Göçmen Faciası konusunda önemli bir tespit
İZMİR’de meşhurdur.
Halk arasındaki tabirle...
"Oteller Sokağı!"
Gir orda mimli bir kahveye...
Çaycıya yanaş, "Yunanistan’a geçmek istiyorum" de, "Paran var mı" diye sorar, "Var" dersen, seni ilgili "seyahat acentesi"nin "yetkilisi"ne götürür... Yetkili, genellikle, yumurta topuk, elde tespih, nargile fokurdatan bir arkadaştır... "Kaç paran var" der, söylersin, "Olur" der, gece yarısı gelir, seni öbür "turist"lerle birlikte "yükler" kamyonete, Seferihisar-Urla-Karaburun hattında sakin bir koya getirir, parayı tahsil eder, nakit, 10 ila 20 metre ebadında balıkçı teknesi görünümlü "kruvaziyer"e bindirir, "kaptan"a teslim eder.
Kaptanlar 3’e ayrılır...
Bir, Sisam’a götürür.
İki, pata pata pata, dolaştırıp dolaştırıp "İşte geldik" diye, Urla sahilinde bir kuytuya bırakır.

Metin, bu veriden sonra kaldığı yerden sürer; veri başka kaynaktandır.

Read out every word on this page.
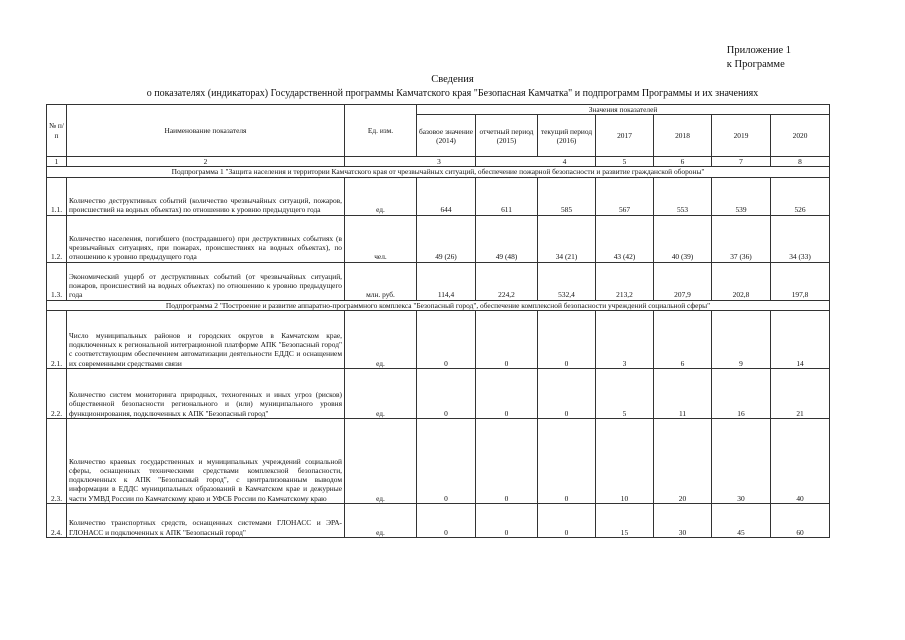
Приложение 1
к Программе
Сведения
о показателях (индикаторах) Государственной программы Камчатского края "Безопасная Камчатка" и подпрограмм Программы и их значениях
№ п/п	Наименование показателя	Ед. изм.	Значения показателей						
			базовое значение (2014)	отчетный период (2015)	текущий период (2016)	2017	2018	2019	2020
1	2	3		4		5	6	7	8
Подпрограмма 1 "Защита населения и территории Камчатского края от чрезвычайных ситуаций, обеспечение пожарной безопасности и развитие гражданской обороны"									
1.1.	Количество деструктивных событий (количество чрезвычайных ситуаций, пожаров, происшествий на водных объектах) по отношению к уровню предыдущего года	ед.	644	611	585	567	553	539	526
1.2.	Количество населения, погибшего (пострадавшего) при деструктивных событиях (в чрезвычайных ситуациях, при пожарах, происшествиях на водных объектах), по отношению к уровню предыдущего года	чел.	49 (26)	49 (48)	34 (21)	43 (42)	40 (39)	37 (36)	34 (33)
1.3.	Экономический ущерб от деструктивных событий (от чрезвычайных ситуаций, пожаров, происшествий на водных объектах) по отношению к уровню предыдущего года	млн. руб.	114,4	224,2	532,4	213,2	207,9	202,8	197,8
Подпрограмма 2 "Построение и развитие аппаратно-программного комплекса "Безопасный город", обеспечение комплексной безопасности учреждений социальной сферы"									
2.1.	Число муниципальных районов и городских округов в Камчатском крае, подключенных к региональной интеграционной платформе АПК "Безопасный город" с соответствующим обеспечением автоматизации деятельности ЕДДС и оснащением их современными средствами связи	ед.	0	0	0	3	6	9	14
2.2.	Количество систем мониторинга природных, техногенных и иных угроз (рисков) общественной безопасности регионального и (или) муниципального уровня функционирования, подключенных к АПК "Безопасный город"	ед.	0	0	0	5	11	16	21
2.3.	Количество краевых государственных и муниципальных учреждений социальной сферы, оснащенных техническими средствами комплексной безопасности, подключенных к АПК "Безопасный город", с централизованным выводом информации в ЕДДС муниципальных образований в Камчатском крае и дежурные части УМВД России по Камчатскому краю и УФСБ России по Камчатскому краю	ед.	0	0	0	10	20	30	40
2.4.	Количество транспортных средств, оснащенных системами ГЛОНАСС и ЭРА-ГЛОНАСС и подключенных к АПК "Безопасный город"	ед.	0	0	0	15	30	45	60
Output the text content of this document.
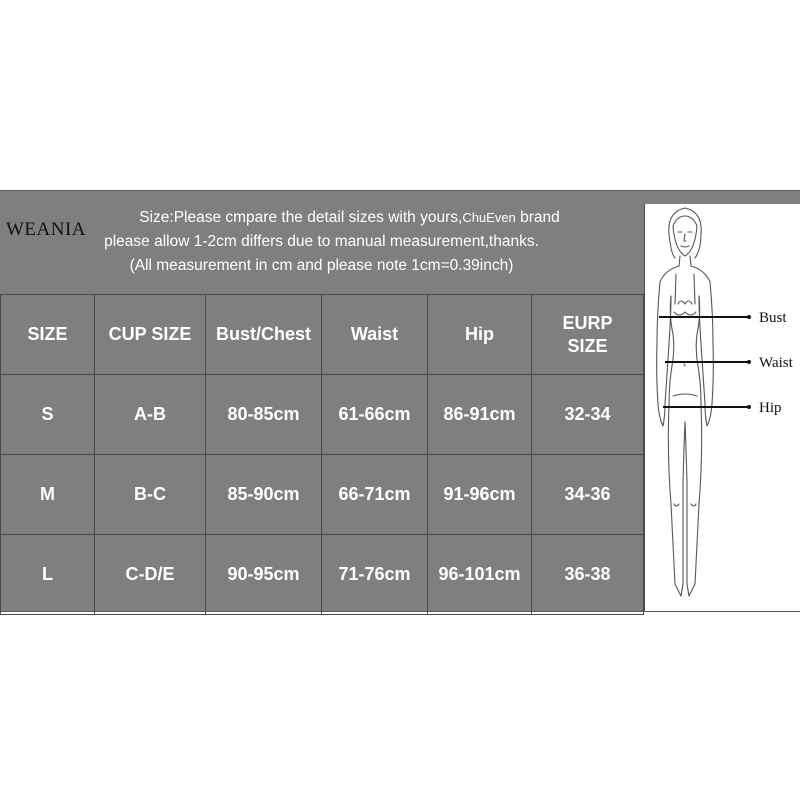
Size:Please cmpare the detail sizes with yours,ChuEven brand
please allow 1-2cm differs due to manual measurement,thanks.
(All measurement in cm and please note 1cm=0.39inch)
WEANIA
SIZE	CUP SIZE	Bust/Chest	Waist	Hip	EURP SIZE
S	A-B	80-85cm	61-66cm	86-91cm	32-34
M	B-C	85-90cm	66-71cm	91-96cm	34-36
L	C-D/E	90-95cm	71-76cm	96-101cm	36-38
Bust
Waist
Hip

Üç, önceki gece yaşanan faciada olduğu gibi, biraz açılır, "Bu dümeni sıkı tut, 2 saat dosdoğru git, varırsın" deyip, denize atlar, kıyıya yüzer.
Sen o ana kadar bilmezsin ama, hangi tip kaptana denk geldiğin, ödediğin para ile alakalıdır aslında...
Çünkü hiç "Bu para yetmez" demezler. Pazarlık da etmezler.
Paran nereye kadar yetiyorsa, oraya kadar götürürler... "Yunan adası" ile "tahtalı köy" arasındaki fark, 750 dolar civarındadır.
2 binlikler varır.
1.250’likler ölür.
Hal böyleyken...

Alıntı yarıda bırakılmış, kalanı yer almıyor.